If we fear error too much, and thus overvalue critical reason, we will develop a mind active and able in doubt but untrained to move toward belief, a mentality too quick to find reasons not to nurture convictions.

In my experience, although the modern university is full of trite, politically correct pieties, for the most part its educational culture is cautious to a fault. Students are trained-I was trained-to believe as little as possible so that the mind can be spared the ignominy of error. The consequences: an impoverished intellectual life. The contemporary mind very often lives on a starvation diet of small, inconsequential truths, because those are the only points on which we can be sure we're avoiding error.

We can worry about getting on the wrong train in the foreign train station whose signs we can't read. But we should also worry about dithering in the station too long and thus failing to get on the right train. We could starve to death in that station if we never leave.

If we see this danger - the danger of truths lost, insights missed, convictions never formed - then the complexion of intellectual inquiry changes, and the burdens of proof shift. We begin to cherish books and teachers and friends who push us and romance us with the possibilities of truth.

The life of the mind turns into an adventure. Errors risked seem worthy gambles for the sake of the rich reward of engrossing, life-commanding truths that are only accessible to a mind passionate with the intimacy of conviction rather than coldly can critically distant.

It's hard to believe, but it's doubtless the case that a century after American philosopher William James' devastating rebuttal to the evidentialism of William Clifford university academics still cling to Clifford's timid approach to belief.

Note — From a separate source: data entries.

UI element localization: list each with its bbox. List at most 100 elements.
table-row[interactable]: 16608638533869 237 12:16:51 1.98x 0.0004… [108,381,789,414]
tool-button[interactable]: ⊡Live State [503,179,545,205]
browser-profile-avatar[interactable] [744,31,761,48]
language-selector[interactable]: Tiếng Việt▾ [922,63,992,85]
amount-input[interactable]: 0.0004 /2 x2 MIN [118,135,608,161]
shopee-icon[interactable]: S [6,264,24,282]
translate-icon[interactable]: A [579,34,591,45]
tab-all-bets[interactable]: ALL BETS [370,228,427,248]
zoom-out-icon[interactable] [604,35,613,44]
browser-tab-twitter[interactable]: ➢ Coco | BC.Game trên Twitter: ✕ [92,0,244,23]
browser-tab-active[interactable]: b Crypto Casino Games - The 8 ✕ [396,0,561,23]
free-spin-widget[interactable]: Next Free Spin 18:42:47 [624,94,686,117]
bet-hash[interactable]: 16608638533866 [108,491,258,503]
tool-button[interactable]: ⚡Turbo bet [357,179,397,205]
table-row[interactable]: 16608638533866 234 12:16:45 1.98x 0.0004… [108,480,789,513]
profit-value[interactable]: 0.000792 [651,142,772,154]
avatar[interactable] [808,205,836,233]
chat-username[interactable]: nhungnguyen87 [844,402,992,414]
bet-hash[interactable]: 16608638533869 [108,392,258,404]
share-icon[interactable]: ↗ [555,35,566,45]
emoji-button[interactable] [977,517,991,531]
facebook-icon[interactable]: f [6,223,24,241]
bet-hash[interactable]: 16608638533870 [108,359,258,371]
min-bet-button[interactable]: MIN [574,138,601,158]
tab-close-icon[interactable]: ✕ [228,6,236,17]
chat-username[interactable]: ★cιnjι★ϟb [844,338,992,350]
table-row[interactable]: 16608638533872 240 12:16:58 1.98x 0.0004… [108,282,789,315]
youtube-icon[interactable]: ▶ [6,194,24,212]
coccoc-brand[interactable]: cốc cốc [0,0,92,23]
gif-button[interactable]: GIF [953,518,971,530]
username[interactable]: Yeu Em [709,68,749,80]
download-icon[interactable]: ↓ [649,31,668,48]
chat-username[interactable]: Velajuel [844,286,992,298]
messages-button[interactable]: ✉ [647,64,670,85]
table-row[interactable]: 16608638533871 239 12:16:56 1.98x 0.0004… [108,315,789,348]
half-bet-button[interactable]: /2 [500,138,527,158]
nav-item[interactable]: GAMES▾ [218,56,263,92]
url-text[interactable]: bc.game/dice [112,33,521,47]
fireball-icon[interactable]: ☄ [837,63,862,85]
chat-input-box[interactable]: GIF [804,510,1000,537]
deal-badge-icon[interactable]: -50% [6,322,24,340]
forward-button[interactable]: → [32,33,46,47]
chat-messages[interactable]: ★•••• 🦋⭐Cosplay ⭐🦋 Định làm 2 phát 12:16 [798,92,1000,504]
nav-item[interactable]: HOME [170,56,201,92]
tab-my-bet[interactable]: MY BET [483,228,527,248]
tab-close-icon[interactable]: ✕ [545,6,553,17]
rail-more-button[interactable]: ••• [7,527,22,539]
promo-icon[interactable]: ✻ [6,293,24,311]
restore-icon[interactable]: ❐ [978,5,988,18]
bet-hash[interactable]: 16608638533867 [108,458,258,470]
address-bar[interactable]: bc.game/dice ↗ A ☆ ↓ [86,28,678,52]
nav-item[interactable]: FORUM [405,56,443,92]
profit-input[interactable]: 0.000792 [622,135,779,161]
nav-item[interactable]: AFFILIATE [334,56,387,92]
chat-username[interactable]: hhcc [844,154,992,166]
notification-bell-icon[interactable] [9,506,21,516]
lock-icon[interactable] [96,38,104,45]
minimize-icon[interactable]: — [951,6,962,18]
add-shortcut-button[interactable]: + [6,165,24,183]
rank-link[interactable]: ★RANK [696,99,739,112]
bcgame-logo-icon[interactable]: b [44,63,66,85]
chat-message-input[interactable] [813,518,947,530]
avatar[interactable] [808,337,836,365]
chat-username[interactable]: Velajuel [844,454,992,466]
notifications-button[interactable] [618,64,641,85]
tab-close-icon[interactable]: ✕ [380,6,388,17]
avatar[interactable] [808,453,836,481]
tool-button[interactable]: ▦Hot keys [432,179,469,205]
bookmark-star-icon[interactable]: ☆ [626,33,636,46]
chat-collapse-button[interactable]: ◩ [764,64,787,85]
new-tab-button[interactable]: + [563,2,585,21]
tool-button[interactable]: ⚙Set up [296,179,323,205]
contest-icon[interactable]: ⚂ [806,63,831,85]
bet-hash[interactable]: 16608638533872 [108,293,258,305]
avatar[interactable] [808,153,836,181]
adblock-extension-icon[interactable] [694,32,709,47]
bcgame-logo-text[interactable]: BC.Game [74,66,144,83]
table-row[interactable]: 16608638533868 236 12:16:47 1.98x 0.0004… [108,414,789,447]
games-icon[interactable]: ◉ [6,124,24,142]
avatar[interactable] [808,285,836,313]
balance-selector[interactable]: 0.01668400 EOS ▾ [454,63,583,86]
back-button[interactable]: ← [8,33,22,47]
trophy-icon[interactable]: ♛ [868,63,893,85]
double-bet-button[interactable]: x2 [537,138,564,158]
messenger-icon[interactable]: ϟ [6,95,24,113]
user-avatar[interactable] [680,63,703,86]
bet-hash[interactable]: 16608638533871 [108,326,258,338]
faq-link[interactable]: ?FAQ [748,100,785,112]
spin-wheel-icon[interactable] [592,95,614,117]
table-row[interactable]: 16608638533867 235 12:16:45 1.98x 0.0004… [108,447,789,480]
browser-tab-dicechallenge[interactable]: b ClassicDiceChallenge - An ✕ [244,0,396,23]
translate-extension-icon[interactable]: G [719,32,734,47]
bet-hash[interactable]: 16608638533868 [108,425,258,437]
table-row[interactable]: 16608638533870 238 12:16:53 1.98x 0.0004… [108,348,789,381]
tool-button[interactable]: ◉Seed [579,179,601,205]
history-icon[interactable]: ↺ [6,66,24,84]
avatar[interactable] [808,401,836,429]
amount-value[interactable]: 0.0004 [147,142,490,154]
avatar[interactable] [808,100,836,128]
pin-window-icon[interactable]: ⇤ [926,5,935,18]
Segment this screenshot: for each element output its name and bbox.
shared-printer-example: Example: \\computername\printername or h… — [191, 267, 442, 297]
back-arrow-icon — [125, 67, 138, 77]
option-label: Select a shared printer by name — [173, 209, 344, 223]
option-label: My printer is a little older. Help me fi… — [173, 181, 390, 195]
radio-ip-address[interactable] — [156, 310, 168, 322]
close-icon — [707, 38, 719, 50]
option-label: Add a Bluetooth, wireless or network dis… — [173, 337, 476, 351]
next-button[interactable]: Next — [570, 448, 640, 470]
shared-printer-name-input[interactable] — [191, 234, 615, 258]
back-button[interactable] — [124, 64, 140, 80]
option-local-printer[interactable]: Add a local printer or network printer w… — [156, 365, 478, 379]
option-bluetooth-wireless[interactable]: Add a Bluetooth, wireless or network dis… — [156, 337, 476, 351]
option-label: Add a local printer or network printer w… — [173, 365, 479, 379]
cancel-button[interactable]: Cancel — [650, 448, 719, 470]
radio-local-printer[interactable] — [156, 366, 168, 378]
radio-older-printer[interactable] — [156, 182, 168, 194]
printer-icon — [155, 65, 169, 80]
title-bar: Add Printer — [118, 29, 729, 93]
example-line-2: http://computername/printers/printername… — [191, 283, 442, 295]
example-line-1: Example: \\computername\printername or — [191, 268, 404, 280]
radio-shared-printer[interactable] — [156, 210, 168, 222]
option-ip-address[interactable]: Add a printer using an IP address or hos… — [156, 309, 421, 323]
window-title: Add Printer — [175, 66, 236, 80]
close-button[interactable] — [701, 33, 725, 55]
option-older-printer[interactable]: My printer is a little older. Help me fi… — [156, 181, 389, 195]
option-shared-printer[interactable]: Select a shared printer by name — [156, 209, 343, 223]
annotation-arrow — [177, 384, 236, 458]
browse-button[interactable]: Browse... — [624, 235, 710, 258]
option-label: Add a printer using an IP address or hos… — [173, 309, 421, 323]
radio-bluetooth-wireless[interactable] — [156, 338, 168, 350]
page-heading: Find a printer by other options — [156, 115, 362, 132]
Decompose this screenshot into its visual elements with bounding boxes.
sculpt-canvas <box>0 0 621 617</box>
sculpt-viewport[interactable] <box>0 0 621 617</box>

Clifford was famous, it may be recalled, for his maxim that "it is wrong always and everywhere, for anyone to believe anything on insufficient evidence." Clifford had in mind religious belief, particularly belief in God. In practice evidentialism requires a perpetual suspension of belief even on matters, as James pointed out, when one is confronted with a forced and momentous decision.

James wrote that "this command that we should put a stopper on our hearts, instincts, and courage, and wait - acting of course meanwhile more or less as if religion were not true - till doomsday, or till such time as our intellect and senses working together may have raked in evidence enough - this command, I say, seems to me the queerest idol ever manufactured in the philosophic cave."

In the same essay James delivers one of my very favorite philosophical quotes. It's a quote that applies not only to religious skeptics like Clifford, but also to contemporary materialists who wish to keep science free of any taint of any hypothesis that may point beyond matter as the ultimate existent. James says:

"Any rule of thinking that would absolutely prevent me from acknowledging certain kinds of truth if these kinds of truth were really there, would be an irrational rule."

A science, for example, whose methodological rules prevent us a priori from acknowledging the existence of a transcendent intelligence, should such an intelligence really exist and should much of the empirical evidence point to it's existence, is exactly the sort of irrational rule James had in mind.

The goal of any intellectual pursuit should be to discover truth, not to discover the most probable hypothesis consistent with a naturalistic or materialistic worldview.